Sul pullman, Olivier spostò Theo Hernandez che stava per sedersi accanto a Samu e si accomodò. Era arrivato il momento di chiarire una volta per tutte. Fino a quando Samu non gli rivolgeva la parola fuori o faceva battutine sarcastiche poteva sopportarlo, ma nel rettangolo di gioco dovevano dare tutto l'uno per l'altro. Quello che era successo proprio non gli andava giù e doveva finire in quel preciso istante.
Samuel si voltò un attimo a guardarlo, poi cercò le cuffie nella tasca. Olivier gli fermò la mano.
«Mi spieghi che ti prende? Perché stai facendo così?»

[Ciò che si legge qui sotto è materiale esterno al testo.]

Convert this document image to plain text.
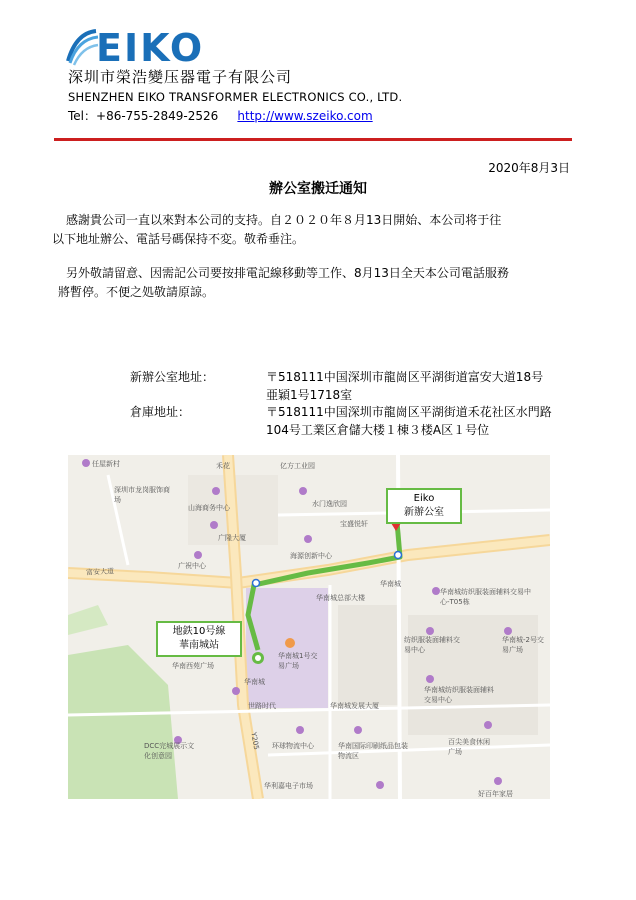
EIKO
深圳市榮浩變压器電子有限公司
SHENZHEN EIKO TRANSFORMER ELECTRONICS CO., LTD.
Tel：+86-755-2849-2526 http://www.szeiko.com
2020年8月3日
辦公室搬迁通知
感謝貴公司一直以來對本公司的支持。自２０２０年８月13日開始、本公司将于往
以下地址辦公、電話号碼保持不変。敬希垂注。
另外敬請留意、因需記公司要按排電記線移動等工作、8月13日全天本公司電話服務
將暫停。不便之処敬請原諒。
新辦公室地址：	〒518111中国深圳市龍崗区平湖街道富安大道18号
亜穎1号1718室
倉庫地址：	〒518111中国深圳市龍崗区平湖街道禾花社区水門路
104号工業区倉儲大楼１棟３楼A区１号位
任屋新村	禾花	亿方工业园
深圳市龙岗服饰商场
山海商务中心	水门逸欣园
广隆大厦
宝盛悦轩
海源创新中心
广祝中心
富安大道
华南城
华南城纺织服装面辅料交易中心-T05栋
华南城总部大楼
华南城1号交易广场
纺织服装面辅料交易中心
华南城-2号交易广场
华南西苑广场
华南城
华南城纺织服装面辅料交易中心
世路时代	华南城发展大厦
DCC完城展示文化创意园
环球物流中心	华南国际印刷纸品包装物流区
百尖美食休闲广场
华利嘉电子市场
好百年家居
Y205
Eiko
新辦公室
地鉄10号線
華南城站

«Così come? Ti ho chiesto scusa per quella palla. Pensavo di fare gol.»
Olivier scosse la testa. «Non è per la palla, è per Eleonora.»
Samu poggiò la testa contro lo schienale e ridacchiò. «Ti da fastidio?»
Tantissimo. Ma non voleva ammetterlo. La sua voce si indurì, rendendo evidente il suo nervosismo. «Andiamo Samu, non ti interessa veramente.»
L'altro lo fulminò con lo sguardo. «Perché a te sì? Per te è solo un oggetto, un giocattolino di cui ancora non ti sei stancato. Me la scopo, non me la scopo, scopatela tu, facciamo una scommessa. Non pensi che meriti un po' di rispetto?»
Oliver serrò le labbra. Un lampo di ira attraversò le sue iridi chiare. Come si permetteva di parlargli così?
Si sentiva punto nel vivo, l'aveva davvero trattata come un oggetto da scambiare con gli amici, anche se stava scherzando con Alexis. Samu non poteva sapere quello che sentiva per Eleonora, non poteva sapere che il solo immaginarla ricevere una carezza dal suo fidanzato lo mandava su tutte le furie, non poteva sapere che la sentiva sua e soltanto sua.
Abbassò un poco lo sguardo. «Stavo scherzando prima, non penso che Eleonora sia un giocattolo. Io ci tengo a lei.»
«Sei consapevole del fatto che tra te e lei non ci potrà mai essere niente di serio, vero? Quindi se le chiederò di uscire e lei accetterà, dovrai farti da parte.» Fece per alzarsi, ma Olivier lo tenne fermo.
«Samu, per favore, lasciala stare.»
«Perché? È solo sesso per te, no?»
«Ho capito che sei ancora arrabbiato con me e mi dispiace, ti ho chiesto scusa. Cos'altro devo fare? Io non volevo farti fare la figura dell'idiota, avevo deciso di archiviare tutto, però poi... è successo e basta. Vuoi uscire con lei per ripicca? Vuoi farmela pagare? Va bene, fai pure... ti sei scopato pure l'amica, non ti è bastato?»
«Vuoi sapere cosa penso? Che sei un egoista del cazzo.»
Olivier sospirò piano. «Samu, te lo sto chiedendo con il cuore in mano...»
Samu lo guardò dritto negli occhi. Olivier era sincero, Eleonora gli era entrata dentro in modi che non voleva nemmeno comprendere. Quando arrivava quella consapevolezza la scacciava via come si fa con un pensiero cattivo che arriva a disturbare un momento bello.
Dopo un lungo momento di silenzio, Samu fece un cenno di assenso. «Solo... cerca di non farle del male. Mi sembra una ragazza delicata.»
Si alzò di scatto e uscì dallo spazio in cui lo aveva incastrato Olivier, andando ad unirsi agli altri ragazzi sul fondo del pullman.
Lui fissò per un secondo il vetro e il buio fuori, poi spinse via i pensieri e chiuse gli occhi.